Pois os genes que contribuem para a obesidade estão majoritariamente ligados ao funcionamento do cérebro e ao controle da fome hedônica (vontade de comer alimentos por prazer). Pessoas com suscetibilidade à obesidade, portanto, tendem a comer mais, em especial alimentos hiperpalatáveis. Considerando a alta oferta de produtos desse tipo, e com alta densidade energética, não surpreende que indivíduos com essa tendência (que outrora se mantinham magros) tenham começado a engordar nas últimas décadas.
Isso, claro, não é uma questão de escolha, mas uma característica constitutiva dessa população. Para esse grupo, fazer dieta significa, muitas vezes, travar uma guerra perene contra seu próprio cérebro. Nela, algumas batalhas serão vencidas (quando consegue “seguir a dieta”), outras perdidas (quando “perde o controle”). Por isso, é tão normal alguém com obesidade conseguir emagrecer ao fazer dieta, mas ter uma recidiva e ganhar o peso de volta – ou até mais.
Quando perdemos peso, o metabolismo muda. A perda de tecido leva à redução do gasto energético, e passamos a queimar menos calorias. Há também uma perda adicional de gasto energético, proporcional à quantidade de peso perdido – fenômeno denominado adaptação metabólica. Mesmo gastando menos, a fome de quem emagreceu não reduz. Ao contrário, ela tende a aumentar. Perceba, portanto, a enorme dificuldade que é se manter magro: a fome aumenta e o gasto energético diminui. Se perder peso já é um esforço enorme para quem tem obesidade, manter-se magro para o resto da vida é ainda mais difícil.
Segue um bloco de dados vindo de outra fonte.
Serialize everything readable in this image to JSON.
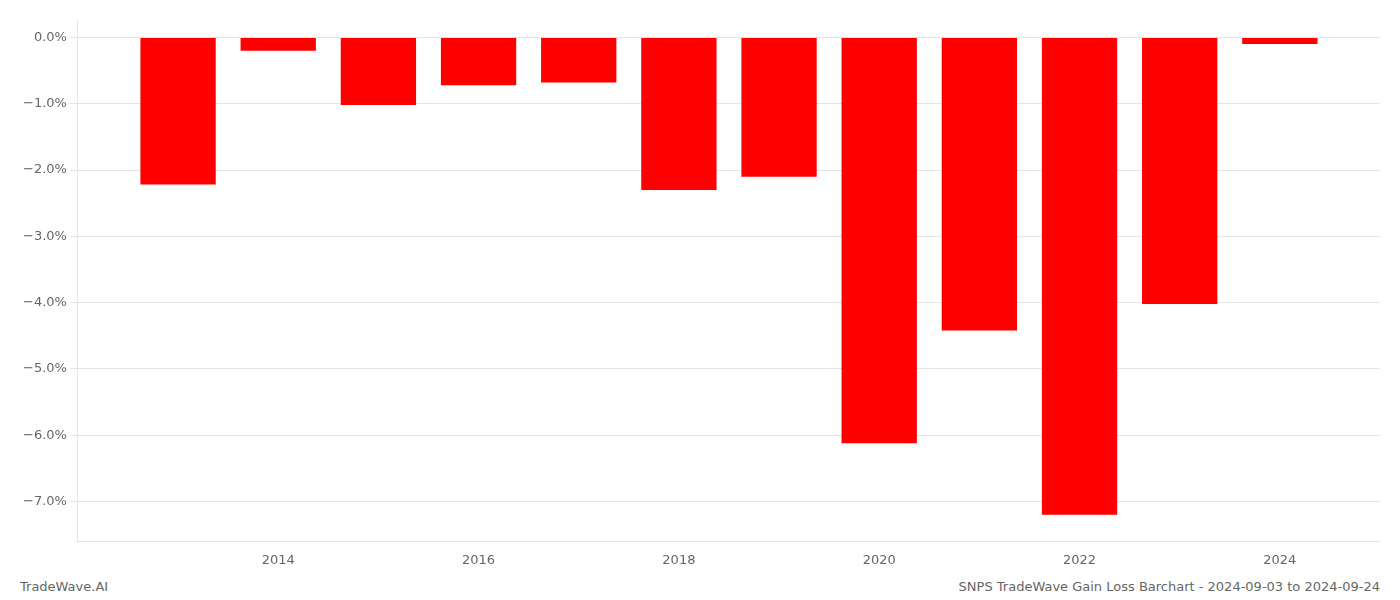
{
  "chart_data": {
    "type": "bar",
    "x": [
      2013,
      2014,
      2015,
      2016,
      2017,
      2018,
      2019,
      2020,
      2021,
      2022,
      2023,
      2024
    ],
    "values": [
      -2.22,
      -0.2,
      -1.02,
      -0.72,
      -0.68,
      -2.3,
      -2.1,
      -6.12,
      -4.42,
      -7.2,
      -4.02,
      -0.1
    ],
    "color": "#ff0000",
    "xlim": [
      2012,
      2025
    ],
    "xticks": [
      2014,
      2016,
      2018,
      2020,
      2022,
      2024
    ],
    "ylim": [
      -7.6,
      0.25
    ],
    "yticks": [
      {
        "value": 0.0,
        "label": "0.0%"
      },
      {
        "value": -1.0,
        "label": "−1.0%"
      },
      {
        "value": -2.0,
        "label": "−2.0%"
      },
      {
        "value": -3.0,
        "label": "−3.0%"
      },
      {
        "value": -4.0,
        "label": "−4.0%"
      },
      {
        "value": -5.0,
        "label": "−5.0%"
      },
      {
        "value": -6.0,
        "label": "−6.0%"
      },
      {
        "value": -7.0,
        "label": "−7.0%"
      }
    ],
    "grid": "y",
    "annotations": [
      "TradeWave.AI",
      "SNPS TradeWave Gain Loss Barchart - 2024-09-03 to 2024-09-24"
    ]
  }
}
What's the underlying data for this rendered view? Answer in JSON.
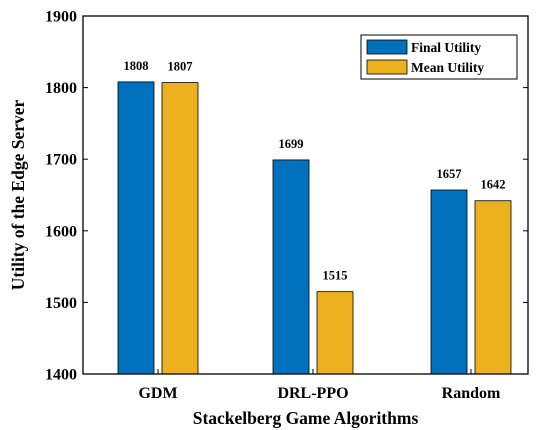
{
  "chart_data": {
    "type": "bar",
    "categories": [
      "GDM",
      "DRL-PPO",
      "Random"
    ],
    "series": [
      {
        "name": "Final Utility",
        "values": [
          1808,
          1699,
          1657
        ],
        "color": "#0072BD"
      },
      {
        "name": "Mean Utility",
        "values": [
          1807,
          1515,
          1642
        ],
        "color": "#EDB120"
      }
    ],
    "xlabel": "Stackelberg Game Algorithms",
    "ylabel": "Utility of the Edge Server",
    "ylim": [
      1400,
      1900
    ],
    "yticks": [
      1400,
      1500,
      1600,
      1700,
      1800,
      1900
    ],
    "legend_position": "top-right",
    "grid": false
  }
}
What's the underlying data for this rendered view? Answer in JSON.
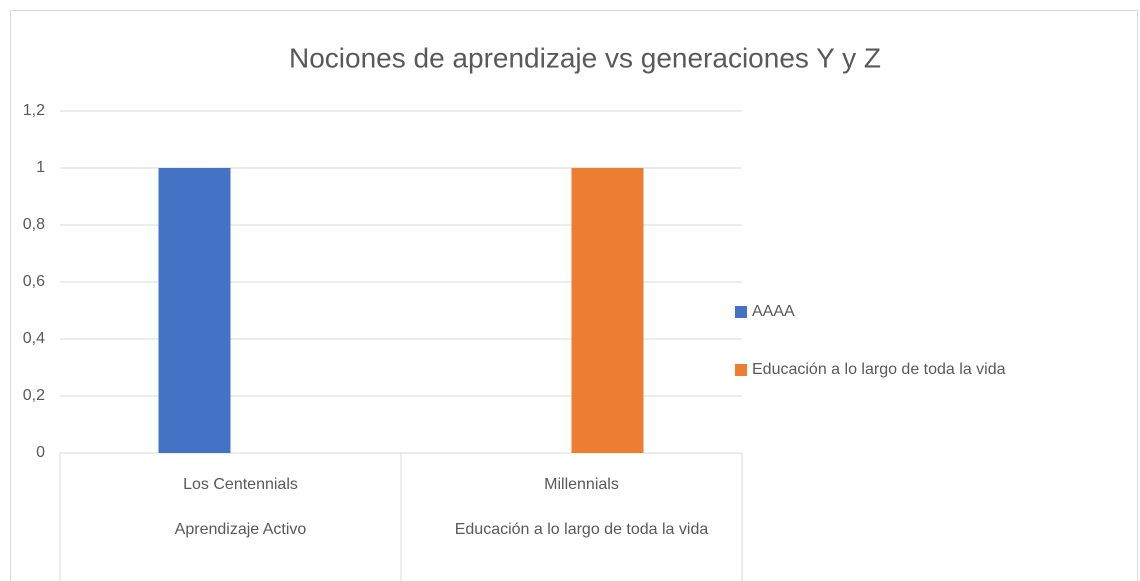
{
  "chart_data": {
    "type": "bar",
    "title": "Nociones de aprendizaje vs generaciones Y y Z",
    "categories": [
      "Los Centennials",
      "Millennials"
    ],
    "subcategories": [
      "Aprendizaje Activo",
      "Educación a lo largo de toda la vida"
    ],
    "series": [
      {
        "name": "AAAA",
        "color": "#4472c4",
        "values": [
          1,
          null
        ]
      },
      {
        "name": "Educación a lo largo de toda la vida",
        "color": "#ed7d31",
        "values": [
          null,
          1
        ]
      }
    ],
    "ylim": [
      0,
      1.2
    ],
    "yticks": [
      0,
      {
        "value": 0.2,
        "label": "0,2"
      },
      {
        "value": 0.4,
        "label": "0,4"
      },
      {
        "value": 0.6,
        "label": "0,6"
      },
      {
        "value": 0.8,
        "label": "0,8"
      },
      1,
      {
        "value": 1.2,
        "label": "1,2"
      }
    ],
    "grid": true,
    "legend": "right"
  }
}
Quando começamos a fazer exercício, há também uma redução do gasto energético de repouso, e não um aumento – como muitos, equivocadamente, afirmam. O gasto energético durante o exercício, além de pequeno, é em parte compensado pela redução do gasto de repouso, e isso ajuda a explicar porque o exercício, sozinho, não costuma levar a perdas de peso muito significativas, embora treinar seja essencial para manter o peso perdido em longo prazo.
Por fim, lembro que, diferente do que apregoa a lógica gordofófica, o tratamento da obesidade deve primar pela melhora da saúde do paciente, e não pelo retorno às faixas de “peso normal”. Com perdas discretas de peso (entre 5-10% do peso inicial) as pessoas continuam classificadas com obesidade, mas já experimentam melhoras importantes da saúde cardiometabólica, da capacidade funcional e da qualidade de vida.
Mas, claro, para os gordofóbicos, isso não é suficiente. Eles só se irão se satisfazer com o “fim” das pessoas gordas: seja emagrecendo-as até que se adequem ao padrão magro-e-musculoso, seja rejeitando-as, como já fazem. Em tempos em que reinam os maus influenciadores, bom mesmo é não ser influenciável.